Open Work
Mariana Dias Coutinho is exhibiting, until 11 June, in the gallery of Livraria Sá da Costa, eleven pieces gathered under the unusual title Oh si cariño.
Eleven floor-and-wall sculptures with a blatant procedural independence, grouped under the title’s erotizing metaphor, address conditions related with the body, the skin and its texture, the permeability to touch and lust, inviting the viewers nearby to reinvent their place in this interactive play of meanings and ideas. Indeed, when they go from the secluded and private atmosphere of the artist’s studio to a public space, these sculptures carry a dynamic and mutant trait; they become open works that provide more questions than certainties, establishing lines of thought that the viewer, turned into a co-author by the artist, must activate, adding new perspectives and different approaches.
This is an exhibition with a deeply performative nature, since the visitor is urged to assume an active role in the relation established with works exhibited, answering their questions. Issues related to the notions of body, sexuality, visual and tactile fruition, but also of limits – conceptual and material – of boundaries – between public and private sectors, for instance – of layers, overlapped, successive layers. Of meanings and ideas that hide behind easier alternatives, as revealed by a wall sculpture suggestively entitled Peeling them off.
The ambiguous dichotomy about what separates the public from the private encompasses the whole show and can be extended to many other areas such as the material/conceptual, high/low culture, society of consumption/artistic creation, exponentially multiplying the readings and possibilities for an understanding of Mariana Dias Coutinho’s work. Indeed, the artist is constantly moving concepts and objects during her creative efforts, contextualizing objects and shapes, robbing them from their habitat, just to introduce them into new hybrid environments, whose jargon has yet to be found.

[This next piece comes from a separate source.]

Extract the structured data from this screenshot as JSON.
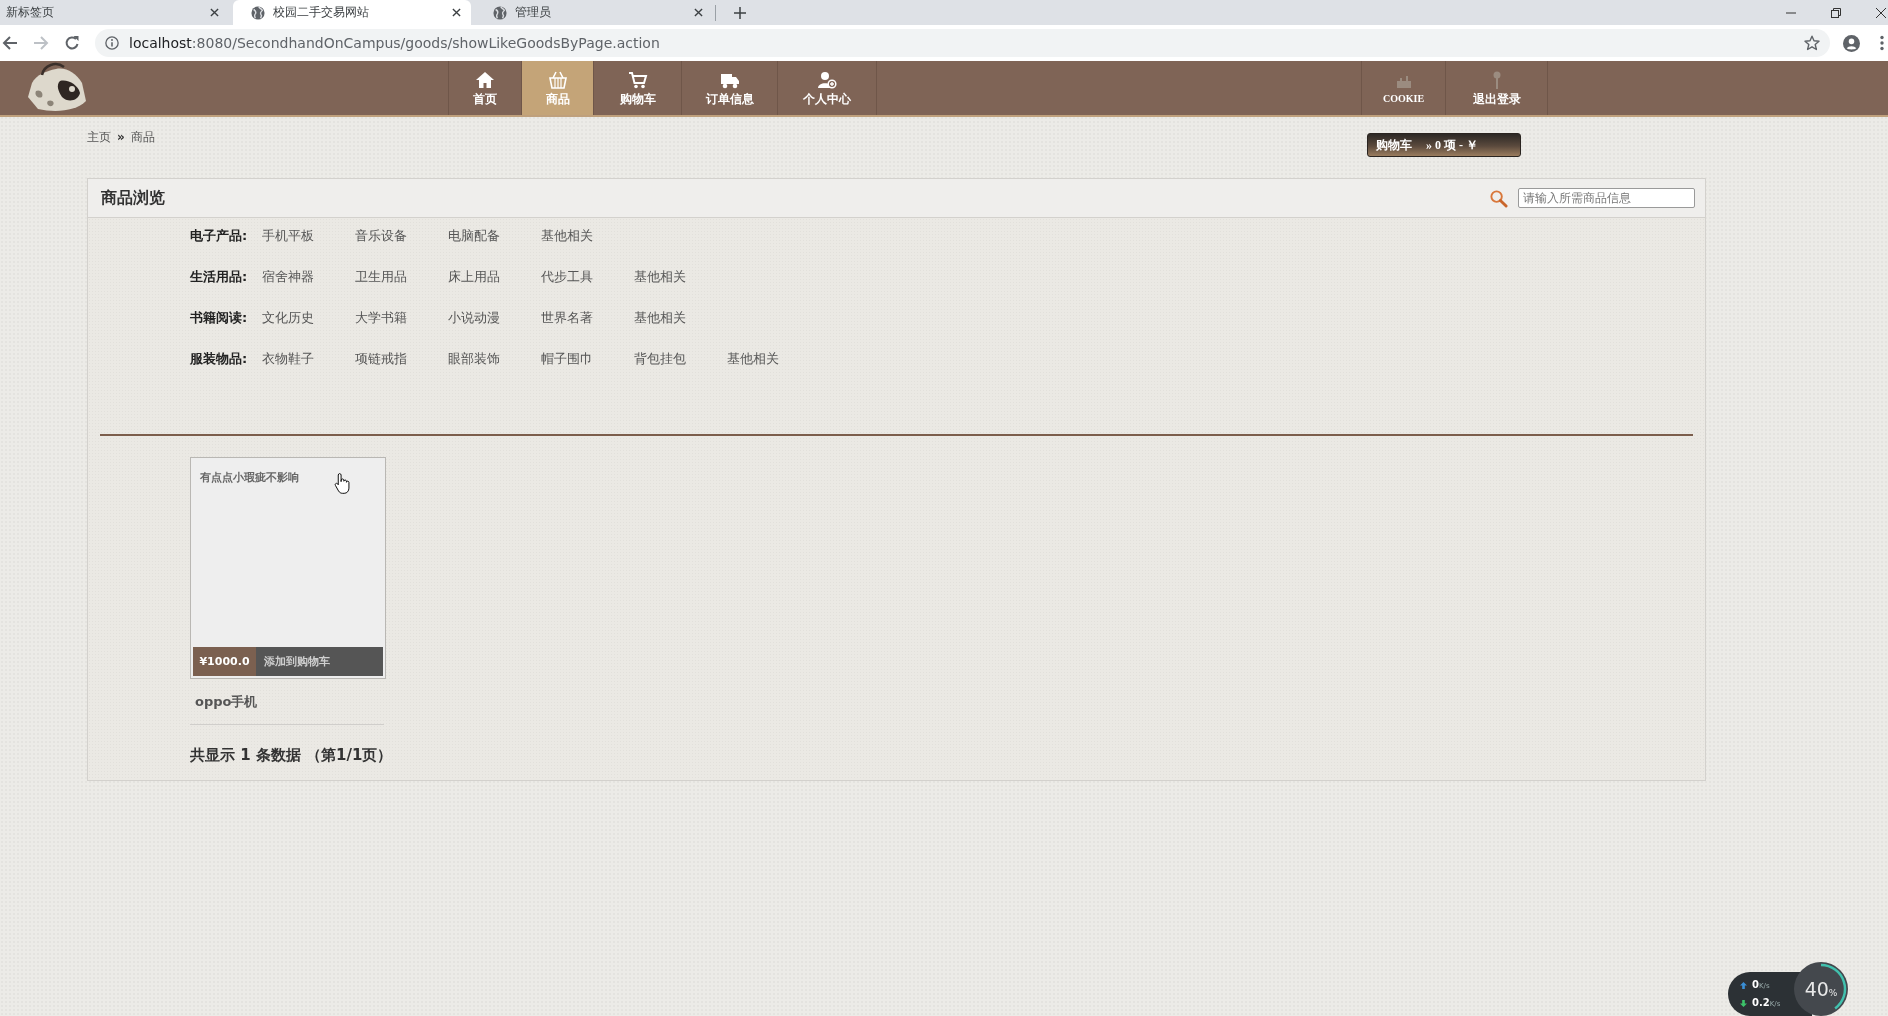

Two other aspects add to the exhibitive traits of these works: the umbilical and strict inter-relationship established by the sculptures, illuminating and clarifying each other, as well as the characteristics of the gallery, exploring their potential and assuming an installation nexus. The second aspect is the plethora of materials used by the artist in her sculptures – plywood, several objects, stoneware, acrylic, dry pastel, aluminium mesh, sponge, acrylic enamel, canvas, iron, plaster, silicone, ceramic sponges, cement…
Showcasing her virtuosity, based on her studies in conservation and restoration, Mariana Dias Coutinho’s methodology consists in owning materials that she is unfamiliar with, exploring its materiality to the physical and plastic limits, relating them with other materials. Well, uncovering what has been not said here.